Title: There is an integer array a whose cyclic right-shifted k-bit value requires minimum spatial complexity.
For example:
int[] a = ; after moving 5 bits to the right of the loop,
The values are: .
The most basic implementation:
public void toRightMove(int[] nums, int k) { if (k == 0 || k == nums.length) { return; } int lastIndex = nums.length - 1; int t = 0; while (k > 0) { t = nums[lastIndex]; for (int i = lastIndex; i > 0; i--) { nums[i] = nums[i - 1]; } nums[0] = t; k--; } Log.e("tag","toRightMove>>result:"+nums); }
The time complexity of the algorithm is O(KN), and N is the length of the array.
An example shows that there is a rule between the original array and the shifted array.By rounding it to zero, the original array is divided into two parts based on the k-value.The result is an overall replacement of the two parts.
See: Array Element Loop Right Shift Problem
This is an algorithmic topic for today's headlines, and the author's implementation is the one above.At that time, we also found this phenomenon, but for a while we didn't figure out the way to achieve it, we can only do it.So it doesn't leave much influence on the interviewer.

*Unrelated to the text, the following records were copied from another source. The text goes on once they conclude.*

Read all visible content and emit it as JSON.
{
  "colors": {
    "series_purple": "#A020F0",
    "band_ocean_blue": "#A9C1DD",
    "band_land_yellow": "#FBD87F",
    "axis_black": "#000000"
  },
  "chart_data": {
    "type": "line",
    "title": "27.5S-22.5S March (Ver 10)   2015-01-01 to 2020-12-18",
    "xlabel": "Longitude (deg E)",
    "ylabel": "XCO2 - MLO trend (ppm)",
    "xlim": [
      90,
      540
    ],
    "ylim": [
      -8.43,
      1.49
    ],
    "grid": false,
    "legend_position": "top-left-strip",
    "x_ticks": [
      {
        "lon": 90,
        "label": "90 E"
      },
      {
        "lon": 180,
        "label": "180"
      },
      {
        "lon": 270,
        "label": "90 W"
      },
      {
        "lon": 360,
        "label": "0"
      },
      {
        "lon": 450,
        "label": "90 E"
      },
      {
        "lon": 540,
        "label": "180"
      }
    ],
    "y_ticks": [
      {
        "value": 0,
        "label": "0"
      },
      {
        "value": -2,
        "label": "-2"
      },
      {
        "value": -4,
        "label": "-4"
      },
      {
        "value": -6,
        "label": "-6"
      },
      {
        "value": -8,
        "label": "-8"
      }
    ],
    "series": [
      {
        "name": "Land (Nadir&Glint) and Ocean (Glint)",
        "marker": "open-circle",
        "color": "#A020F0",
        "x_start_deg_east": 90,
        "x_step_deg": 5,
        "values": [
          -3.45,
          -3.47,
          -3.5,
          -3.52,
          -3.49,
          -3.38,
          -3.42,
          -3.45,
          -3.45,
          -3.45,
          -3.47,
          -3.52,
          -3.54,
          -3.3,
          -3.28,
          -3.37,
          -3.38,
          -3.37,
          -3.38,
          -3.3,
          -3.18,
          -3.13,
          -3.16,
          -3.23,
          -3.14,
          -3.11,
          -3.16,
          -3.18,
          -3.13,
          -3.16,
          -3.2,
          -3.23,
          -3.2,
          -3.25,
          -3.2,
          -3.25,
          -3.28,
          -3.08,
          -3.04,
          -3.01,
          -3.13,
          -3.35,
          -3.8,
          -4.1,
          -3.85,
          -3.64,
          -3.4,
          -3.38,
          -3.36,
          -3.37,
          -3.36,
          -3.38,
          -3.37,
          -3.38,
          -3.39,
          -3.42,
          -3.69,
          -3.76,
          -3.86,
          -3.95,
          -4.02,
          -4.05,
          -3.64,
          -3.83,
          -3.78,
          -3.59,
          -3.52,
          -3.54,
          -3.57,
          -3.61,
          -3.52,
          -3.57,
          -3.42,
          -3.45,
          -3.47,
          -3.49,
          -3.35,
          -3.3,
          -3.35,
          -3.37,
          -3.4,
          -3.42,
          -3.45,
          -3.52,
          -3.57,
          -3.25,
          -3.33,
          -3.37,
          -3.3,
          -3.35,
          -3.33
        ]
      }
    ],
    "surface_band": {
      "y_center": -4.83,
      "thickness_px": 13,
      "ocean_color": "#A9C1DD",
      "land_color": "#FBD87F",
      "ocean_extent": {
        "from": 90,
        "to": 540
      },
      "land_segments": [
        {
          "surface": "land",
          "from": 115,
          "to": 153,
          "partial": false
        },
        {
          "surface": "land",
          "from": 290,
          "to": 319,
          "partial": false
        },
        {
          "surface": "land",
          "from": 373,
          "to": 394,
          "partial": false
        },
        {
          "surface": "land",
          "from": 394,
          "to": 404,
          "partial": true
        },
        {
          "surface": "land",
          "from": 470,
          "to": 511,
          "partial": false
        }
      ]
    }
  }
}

Code is posted here, and the efficient implementation is:
public void toRightMove2(int[] nums, int k) { if(nums == null || nums.length == 0){ return; } k = k % nums.length; if (k == 0 || k == nums.length) { return; } int lastIndex = nums.length - 1; int t; for(int i = 0,j = lastIndex;i <j;i++,j --){ t = nums[i]; nums[i] = nums[j]; nums[j] = t; } for(int i = 0,j = k -1;i < j;i++,j --){ t = nums[i]; nums[i] = nums[j]; nums[j] = t; } for(int i = k,j = lastIndex;i < j;i++,j --){ t = nums[i]; nums[i] = nums[j]; nums[j] = t; } Log.e("tag","toRightMove>>result:"+nums); }
The time complexity decreases to O(N/2).